“Policy discussions often position workforce education and traditional college as being in opposition—a zero-sum game where you’re either for degrees and view short-term credentials as a threat, or you think college is broken and should be ditched for apprenticeships or other alternatives.
This binary thinking presents a false dilemma, according to Julie Peller, executive director of Higher Learning Advocates and a former Democratic staffer for the Committee on Education and Labor of the U.S. House of Representatives.
‘We can move beyond degrees or credentials,’ Peller says.
Higher Learning Advocates just rolled out a campaign to better connect policies on workforce training and postsecondary education. With the backing of 25 groups, including the State Higher Education Executive Officers Association and Advance CTE, the platform seeks to “widen the path” by recognizing all learning that promotes economic mobility.

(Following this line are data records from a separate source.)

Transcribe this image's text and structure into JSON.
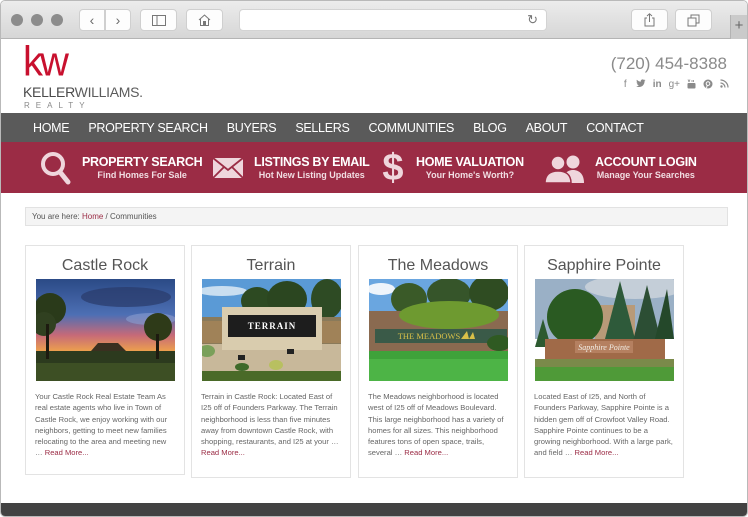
{
  "browser": {
    "nav_back_icon": "chevron-left",
    "nav_forward_icon": "chevron-right",
    "sidebar_icon": "sidebar",
    "home_icon": "home",
    "reload_icon": "reload",
    "share_icon": "share",
    "tabs_icon": "tabs",
    "new_tab_label": "+",
    "address_value": ""
  },
  "header": {
    "logo_mark": "kw",
    "logo_name_bold": "KELLER",
    "logo_name_light": "WILLIAMS.",
    "logo_sub": "REALTY",
    "phone": "(720) 454-8388",
    "socials": [
      {
        "name": "facebook",
        "glyph": "f"
      },
      {
        "name": "twitter",
        "glyph": "🐦︎"
      },
      {
        "name": "linkedin",
        "glyph": "in"
      },
      {
        "name": "google-plus",
        "glyph": "g+"
      },
      {
        "name": "youtube",
        "glyph": "▣"
      },
      {
        "name": "pinterest",
        "glyph": "℗"
      },
      {
        "name": "rss",
        "glyph": "⌁"
      }
    ]
  },
  "nav": {
    "items": [
      "HOME",
      "PROPERTY SEARCH",
      "BUYERS",
      "SELLERS",
      "COMMUNITIES",
      "BLOG",
      "ABOUT",
      "CONTACT"
    ]
  },
  "quick_links": [
    {
      "icon": "search",
      "title": "PROPERTY SEARCH",
      "subtitle": "Find Homes For Sale"
    },
    {
      "icon": "envelope",
      "title": "LISTINGS BY EMAIL",
      "subtitle": "Hot New Listing Updates"
    },
    {
      "icon": "dollar",
      "title": "HOME VALUATION",
      "subtitle": "Your Home's Worth?"
    },
    {
      "icon": "users",
      "title": "ACCOUNT LOGIN",
      "subtitle": "Manage Your Searches"
    }
  ],
  "breadcrumb": {
    "prefix": "You are here: ",
    "home": "Home",
    "separator": " / ",
    "current": "Communities"
  },
  "communities": [
    {
      "title": "Castle Rock",
      "image": "sunset over Castle Rock butte with trees",
      "excerpt": "Your Castle Rock Real Estate Team As real estate agents who live in Town of Castle Rock, we enjoy working with our neighbors, getting to meet new families relocating to the area and meeting new … ",
      "read_more": "Read More..."
    },
    {
      "title": "Terrain",
      "image": "Terrain neighborhood stone entrance sign",
      "excerpt": "Terrain in Castle Rock: Located East of I25 off of Founders Parkway.  The Terrain neighborhood is less than five minutes away from downtown Castle Rock, with shopping, restaurants, and I25 at your … ",
      "read_more": "Read More..."
    },
    {
      "title": "The Meadows",
      "image": "The Meadows entrance sign with green lawn",
      "excerpt": "The Meadows neighborhood is located west of I25 off of Meadows Boulevard. This large neighborhood has a variety of homes for all sizes. This neighborhood features tons of open space, trails, several … ",
      "read_more": "Read More..."
    },
    {
      "title": "Sapphire Pointe",
      "image": "Sapphire Pointe brick entrance sign with evergreens",
      "excerpt": "Located East of I25, and North of Founders Parkway, Sapphire Pointe is a hidden gem off of Crowfoot Valley Road.  Sapphire Pointe continues to be a growing neighborhood.  With a large park, and field … ",
      "read_more": "Read More..."
    }
  ],
  "colors": {
    "brand_red": "#c8102e",
    "quick_bar": "#9b2c45",
    "nav_bg": "#5a5a5a",
    "footer_bg": "#424242",
    "link": "#9b2c45"
  }
}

A more inclusive view of higher learning begins with thinking about it as more than a one-and-done experience, says Peller.
‘The reality is learners are earning multiple credentials throughout their lives—in the classroom, in the workplace, and online,’ she says. ‘If we stop thinking about an individual’s ‘one chance’ at higher education, it’s easier to consider a ‘both/and’ approach.’
Peller says current policies and systems force people into making a choice between enrolling in a long-term degree program or pursuing short-term training to enter the job market more quickly.”